В чем же здесь дело?
В художественном произведении ход событий останавливается в тот момент, когда обрывается повествование. Дальше уже ничего не происходит, и подразумевается, что герой, который к этому моменту жив, уже вообще не умрет, тот, кто добился любви, уже ее не потеряет, победивший не будет в дальнейшем побежден, ибо всякое дальнейшее действие исключается.
Этим раскрывается двойная природа художественной модели: отображая отдельное событие, она одновременно отображает и всю картину мира, рассказывая о трагической судьбе героини — повествует о трагичности мира в целом. Поэтому для нас так значим хороший или плохой конец: он свидетельствует не только о завершении того или иного сюжета, но и о конструкции мира в целом.

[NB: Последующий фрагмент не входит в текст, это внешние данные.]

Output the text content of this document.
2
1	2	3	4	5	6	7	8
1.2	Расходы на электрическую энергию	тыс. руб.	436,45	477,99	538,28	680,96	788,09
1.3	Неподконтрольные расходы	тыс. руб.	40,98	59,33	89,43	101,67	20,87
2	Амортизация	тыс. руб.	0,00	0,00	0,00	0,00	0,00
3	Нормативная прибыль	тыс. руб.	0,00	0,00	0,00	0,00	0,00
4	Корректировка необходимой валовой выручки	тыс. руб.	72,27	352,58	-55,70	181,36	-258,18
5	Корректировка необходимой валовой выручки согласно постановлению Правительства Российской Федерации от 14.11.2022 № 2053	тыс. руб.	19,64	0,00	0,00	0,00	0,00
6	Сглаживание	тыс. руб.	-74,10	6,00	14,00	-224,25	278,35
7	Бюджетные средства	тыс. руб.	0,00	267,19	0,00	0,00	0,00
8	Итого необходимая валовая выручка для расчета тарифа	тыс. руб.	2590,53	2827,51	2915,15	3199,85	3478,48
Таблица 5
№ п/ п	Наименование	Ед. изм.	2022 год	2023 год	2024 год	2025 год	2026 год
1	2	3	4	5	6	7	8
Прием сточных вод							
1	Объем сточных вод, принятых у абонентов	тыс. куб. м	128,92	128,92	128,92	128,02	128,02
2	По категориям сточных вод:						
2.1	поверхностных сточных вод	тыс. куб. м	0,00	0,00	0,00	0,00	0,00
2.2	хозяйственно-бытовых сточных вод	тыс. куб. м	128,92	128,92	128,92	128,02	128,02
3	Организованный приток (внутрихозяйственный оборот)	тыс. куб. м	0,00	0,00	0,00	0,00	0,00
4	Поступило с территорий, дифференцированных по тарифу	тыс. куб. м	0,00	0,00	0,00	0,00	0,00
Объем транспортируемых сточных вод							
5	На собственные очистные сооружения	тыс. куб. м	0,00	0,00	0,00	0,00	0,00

Показательно, что в случаях, когда конечный эпизод становится исходным для нового повествования (конец жизни для христианина — начало загробного существования; счастливый конец «Севильского цирюльника» становится исходной драматической ситуацией для «Женитьбы Фигаро» и т. п.), он отчетливо осознается как новая история. Не случайны частые концовки повествовательных сюжетов типа: «но это уже совершенно другой рассказ», «но об этом в следующий раз».

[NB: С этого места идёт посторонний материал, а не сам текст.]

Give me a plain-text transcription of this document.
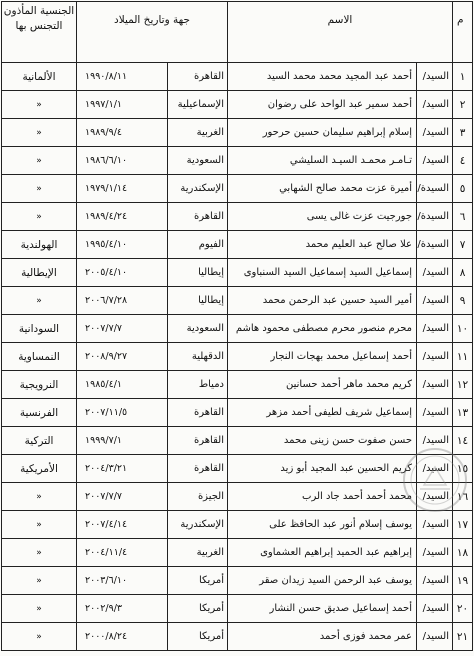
م	الاسم		جهة وتاريخ الميلاد		الجنسية المأذون التجنس بها
١	السيد/	أحمد عبد المجيد محمد محمد السيد	القاهرة	١٩٩٠/٨/١١	الألمانية
٢	السيد/	أحمد سمير عبد الواحد على رضوان	الإسماعيلية	١٩٩٧/١/١	«
٣	السيد/	إسلام إبراهيم سليمان حسين حرحور	الغربية	١٩٨٩/٩/٤	«
٤	السيد/	تـامـر محمـد السيـد السليشي	السعودية	١٩٨٦/٦/١٠	«
٥	السيدة/	أميرة عزت محمد صالح الشهابي	الإسكندرية	١٩٧٩/١/١٤	«
٦	السيدة/	جورجيت عزت غالى يسى	القاهرة	١٩٨٩/٤/٢٤	«
٧	السيدة/	علا صالح عبد العليم محمد	الفيوم	١٩٩٥/٤/١٠	الهولندية
٨	السيد/	إسماعيل السيد إسماعيل السيد السنباوى	إيطاليا	٢٠٠٥/٤/١٠	الإيطالية
٩	السيد/	أمير السيد حسين عبد الرحمن محمد	إيطاليا	٢٠٠٦/٧/٢٨	«
١٠	السيد/	محرم منصور محرم مصطفى محمود هاشم	السعودية	٢٠٠٧/٧/٧	السودانية
١١	السيد/	أحمد إسماعيل محمد بهجات النجار	الدقهلية	٢٠٠٨/٩/٢٧	النمساوية
١٢	السيد/	كريم محمد ماهر أحمد حسانين	دمياط	١٩٨٥/٤/١	النرويجية
١٣	السيد/	إسماعيل شريف لطيفى أحمد مزهر	القاهرة	٢٠٠٧/١١/٥	الفرنسية
١٤	السيد/	حسن صفوت حسن زينى محمد	القاهرة	١٩٩٩/٧/١	التركية
١٥	السيد/	كريم الحسين عبد المجيد أبو زيد	القاهرة	٢٠٠٤/٣/٢١	الأمريكية
١٦	السيد/	محمد أحمد أحمد جاد الرب	الجيزة	٢٠٠٧/٧/٧	«
١٧	السيد/	يوسف إسلام أنور عبد الحافظ على	الإسكندرية	٢٠٠٧/٤/١٤	«
١٨	السيد/	إبراهيم عبد الحميد إبراهيم العشماوى	الغربية	٢٠٠٤/١١/٤	«
١٩	السيد/	يوسف عبد الرحمن السيد زيدان صقر	أمريكا	٢٠٠٣/٦/١٠	«
٢٠	السيد/	أحمد إسماعيل صديق حسن النشار	أمريكا	٢٠٠٢/٩/٣	«
٢١	السيد/	عمر محمد فوزى أحمد	أمريكا	٢٠٠٠/٨/٢٤	«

Однако в современном повествовании категории начала и конца текста играют и другую роль. Приступая к чтению книги, просмотру кинофильма или пьесы в театре, читатель или зритель может быть не до конца осведомлен или полностью не осведомлен в том, в какой системе закодирован предлагаемый ему текст. Он, естественно, заинтересован в том, чтобы получить максимально полное представление о жанре, стиле текста, тех типовых художественных кодах, которые ему следует активизировать в своем сознании для восприятия текста. Сведения об этом он черпает, в основном, в начале. (210) Конечно, вопрос этот, превращаясь порой в борьбу текста и штампа, может растягиваться на все произведение, и очень часто конец выступает в роли «антиначала», point'a, пародийно или каким-либо иным образом переосмысляющего всю систему кодирования текста. Этим, в частности, достигается постоянная деавтоматизированность применяемых кодов и предельное снижение избыточности текста.
И все же кодирующая функция в современном повествовательном тексте отнесена к началу, а сюжетно-«мифологизирующая» — к концу. Разумеется, поскольку в искусстве правила существуют в значительной мере затем, чтобы создавать возможность художественно значимого их нарушения, то и в данном случае это типовое распределение функций создает возможности многочисленных вариантных уклонений.

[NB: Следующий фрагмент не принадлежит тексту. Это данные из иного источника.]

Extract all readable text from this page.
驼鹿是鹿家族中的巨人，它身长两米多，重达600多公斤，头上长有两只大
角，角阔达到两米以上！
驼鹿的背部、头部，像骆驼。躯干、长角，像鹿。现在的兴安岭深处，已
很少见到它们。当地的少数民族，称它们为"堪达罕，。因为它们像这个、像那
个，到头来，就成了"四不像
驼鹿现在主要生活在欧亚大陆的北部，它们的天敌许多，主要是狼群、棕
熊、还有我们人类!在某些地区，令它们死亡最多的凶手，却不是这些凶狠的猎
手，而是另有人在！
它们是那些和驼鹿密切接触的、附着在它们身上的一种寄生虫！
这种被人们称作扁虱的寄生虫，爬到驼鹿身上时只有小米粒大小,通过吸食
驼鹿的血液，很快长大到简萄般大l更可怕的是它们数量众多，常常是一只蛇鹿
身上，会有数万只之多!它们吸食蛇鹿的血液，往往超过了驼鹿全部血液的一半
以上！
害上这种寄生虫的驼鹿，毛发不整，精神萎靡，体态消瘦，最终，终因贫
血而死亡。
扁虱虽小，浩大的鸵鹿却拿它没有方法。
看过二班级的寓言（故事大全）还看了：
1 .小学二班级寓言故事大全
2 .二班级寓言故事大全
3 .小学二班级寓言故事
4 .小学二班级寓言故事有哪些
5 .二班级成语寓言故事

Проблема художественного пространства
Следствием представлений о художественном произведении как о некоторым образом отграниченном пространстве, отображающем в своей конечности бесконечный объект — внешний по отношению к произведению мир, является внимание к проблеме художественного пространства.
Когда мы имеем дело с изобразительными (пространственными) искусствами, то это делается особенно очевидно: правила отображения многомерного и безграничного пространства действительности в двухмерном и ограниченном пространстве картины становятся ее специфическим языком. Например, законы перспективы как средства отображения трехмерного объекта в двухмерном его образе в живописи становятся одним из основных показателей этой моделирующей системы.
Однако не только изобразительные тексты мы можем рассматривать как некоторые отграниченные пространства. Особый характер зрительного восприятия мира, присущий человеку и имеющий результатом то, что денотатами словесных знаков для людей в большинстве случаев являются некоторые пространственные, зримые объекты, приводит к определенному восприятию словесных моделей. Иконический принцип, наглядность присущи и им в полной мере. Можно сделать некоторый мысленный эксперимент: представим себе некоторое предельно обобщенное понятие, полностью отвлеченное от каких-либо конкретных признаков, некоторое все, и попробуем определить для себя его признаки. Нетрудно убедиться, что эти признаки для большинства людей будут иметь пространственный характер: «безграничность» (то есть отношение к чисто пространственной категории границы; к тому же в бытовом сознании большинства людей «безграничность» — лишь синоним очень большой величины, огромной протяженности), способность иметь части. Самое понятие универсальности, как показал ряд опытов, для большинства людей имеет отчетливо пространственный характер. (211)
Таким образом, структура пространства текста становится моделью структуры пространства вселенной, а внутренняя синтагматика элементов внутри текста — языком пространственного моделирования.
Вопрос, однако, к этому не сводится. Пространство — «совокупность однородных объектов (явлений, состояний, функций, фигур, значений переменных и т. п.), между которыми имеются отношения, подобные обычным пространственным отношениям (непрерывность, расстояние и т. п.). При этом, рассматривая данную совокупность объектов как пространство, отвлекаются от всех свойств этих объектов, кроме тех, которые определяются этими принятыми во внимание пространственно-подобными отношениями».[156]
Отсюда возможность пространственного моделирования понятий, которые сами по себе не имеют пространственной природы. Этим свойством пространственного моделирования широко пользуются физики и математики. Понятия «цветовое пространство», «фазовое пространство» лежат в основе широко используемых в оптике или электротехнике пространственных моделей. Особенно существенно это свойство пространственных моделей для искусства.
Уже на уровне сверхтекстового, чисто идеологического моделирования язык пространственных отношений оказывается одним из основных средств осмысления действительности. Понятия «высокий — низкий», «правый — левый», «близкий — далекий», «открытый — закрытый», «отграниченный — неотграниченный», «дискретный — непрерывный» оказываются материалом для построения культурных моделей с совсем не пространственным содержанием и получают значение: «ценный — неценный», «хороший — плохой», «свой — чужой», «доступный — недоступный», «смертный — бессмертный» и т. п. Самые общие социальные, религиозные, политические, нравственные модели мира, при помощи которых человек на разных этапах своей духовной истории осмысляет окружающую его жизнь, оказываются неизменно наделенными пространственными характеристиками то в виде противопоставления «небо — земля» или «земля — подземное царство» (вертикальная трехчленная структура, организованная по оси верх — низ), то в форме некоторой социально-политической иерархии с отмеченным противопоставлением «верхов» «низам», то в виде нравственной отмеченности противопоставления «правое — левое» (выражения: «наше дело правое», «пустить заказ налево»). Представления о «возвышенных» и «унижающих» мыслях, занятиях, профессиях, отождествление «близкого» с понятным, своим, родственным, а «далекого» с непонятным и чужим — все это складывается в некоторые модели мира, наделенные отчетливо пространственными признаками.